The Japanese Beetle and other bugs can be a problem as well. We need to use pesticides in our farming operation to control these along with mildew and weeds. Many applications are organic, but because a few are not, certified organic grape growing is nearly impossible in the Mid-Atlantic region. Timing on this part of the process is vital to chemical effectiveness and usage. Spray when the bugs will best be effected by the application. Know what the problem is beforehand. Continue to monitor your crops in order to be successful.
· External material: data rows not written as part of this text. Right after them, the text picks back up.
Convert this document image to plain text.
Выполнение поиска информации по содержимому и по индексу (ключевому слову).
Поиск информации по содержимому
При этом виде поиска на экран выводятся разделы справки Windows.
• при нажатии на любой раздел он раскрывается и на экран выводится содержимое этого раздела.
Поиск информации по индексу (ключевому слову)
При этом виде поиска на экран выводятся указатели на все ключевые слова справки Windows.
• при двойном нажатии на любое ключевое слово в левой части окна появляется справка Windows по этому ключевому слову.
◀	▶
Farming is one of our oldest professions. Generations ago, a major portion of our population farmed. With technology, much more can be produced from the land with fewer hands. However, the farmer has had to learn a lot more over the years in order to be effective with that technology. We only get one growing season per year, so a mistake in timing can be quite costly. I finally understand the phrase “make hay while the sun shines.” Make the most of every day and catch your breath when you get the chance.